LONDON -- The sweatsuit comes off and the business hat goes on when it comes to many of those participating in the Olympic torch relay.
The historic ritual only started Saturday, but by Sunday there were already at least eight torches being auctioned on eBay with offers in excess of $170,000, although perhaps not all the bids were genuine.
One volunteer is yet to get hold of the torch but has already put his up for sale.
At this rate we can expect plenty more. Eight thousand bearers are taking part in the relay as the flame travels 8,000 miles around Great Britain. Volunteers are allowed to keep their torch if they pay $340. This is where some have spotted the value – the torches cost $780 to produce, the Olympic organizers having paid the difference.
So what do you get for your money? The torches are made of aluminum alloy with a gold effect giving them that all-important shimmer.

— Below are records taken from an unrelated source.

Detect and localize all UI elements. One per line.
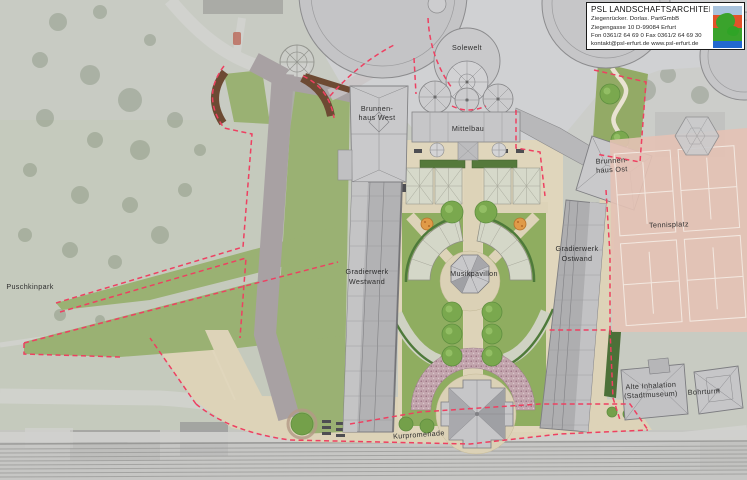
- label-brunnenhaus-west-2: haus West: [359, 113, 396, 122]
- label-bohrturm: Bohrturm: [687, 386, 720, 397]
- tennisplatz-area: [610, 128, 747, 332]
- firm-phone: Fon 0361/2 64 69 0 Fax 0361/2 64 69 30: [591, 33, 710, 39]
- label-brunnenhaus-ost-2: haus Ost: [596, 164, 628, 175]
- faded-parked-car: [233, 32, 241, 45]
- hedge-strip-east: [472, 160, 517, 168]
- firm-logo: [713, 6, 742, 48]
- hedge-strip-west: [420, 160, 465, 168]
- architect-title-block: PSL LANDSCHAFTSARCHITEKTEN Ziegenrücker.…: [586, 2, 745, 50]
- site-plan-canvas: Solewelt Brunnen- haus West Mittelbau Br…: [0, 0, 747, 480]
- firm-partners: Ziegenrücker. Dorlas. PartGmbB: [591, 16, 710, 22]
- label-brunnenhaus-west-1: Brunnen-: [361, 104, 394, 113]
- south-pavilion-building: [441, 380, 513, 448]
- label-gradierwerk-westwand-2: Westwand: [349, 277, 385, 286]
- label-gradierwerk-westwand-1: Gradierwerk: [346, 267, 389, 276]
- firm-name: PSL LANDSCHAFTSARCHITEKTEN: [591, 5, 710, 14]
- logo-green-blob-small: [727, 26, 739, 36]
- gradierwerk-westwand-building: [343, 182, 402, 432]
- label-tennisplatz: Tennisplatz: [649, 219, 689, 229]
- title-block-text: PSL LANDSCHAFTSARCHITEKTEN Ziegenrücker.…: [591, 5, 710, 47]
- label-mittelbau: Mittelbau: [452, 124, 484, 133]
- label-gradierwerk-ostwand-2: Ostwand: [562, 254, 593, 263]
- label-solewelt: Solewelt: [452, 43, 482, 52]
- site-plan-drawing: Solewelt Brunnen- haus West Mittelbau Br…: [0, 0, 747, 480]
- label-puschkinpark: Puschkinpark: [6, 282, 53, 291]
- logo-band-blue: [713, 41, 742, 48]
- label-musikpavillon: Musikpavillon: [450, 269, 498, 278]
- label-gradierwerk-ostwand-1: Gradierwerk: [556, 244, 599, 253]
- firm-contact: kontakt@psl-erfurt.de www.psl-erfurt.de: [591, 41, 710, 47]
- firm-address: Ziegengasse 10 D-99084 Erfurt: [591, 25, 710, 31]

Hand-welded, they have 8,000 holes. But, at 31 inches it’s a little long for some mantelpieces.
Andrew Bell was among those deciding to sell, according to the Sun on Sunday newspaper.
“I understand some people may find the idea of selling an Olympic torch offensive,” the 31-year-old from Cornwall, who was among the first carriers, told the paper.
“But we could genuinely use the money,” he added, according to the newspaper.
A spokeswoman for LOCOG, the Olympic organizing committee, seemed relaxed about the moneymaking scheme.
“They are the torchbearers’ property.” She told NBC News. “We just hope they go to a good home.”
So it seems the Olympics and commercialism go hand-in-hand.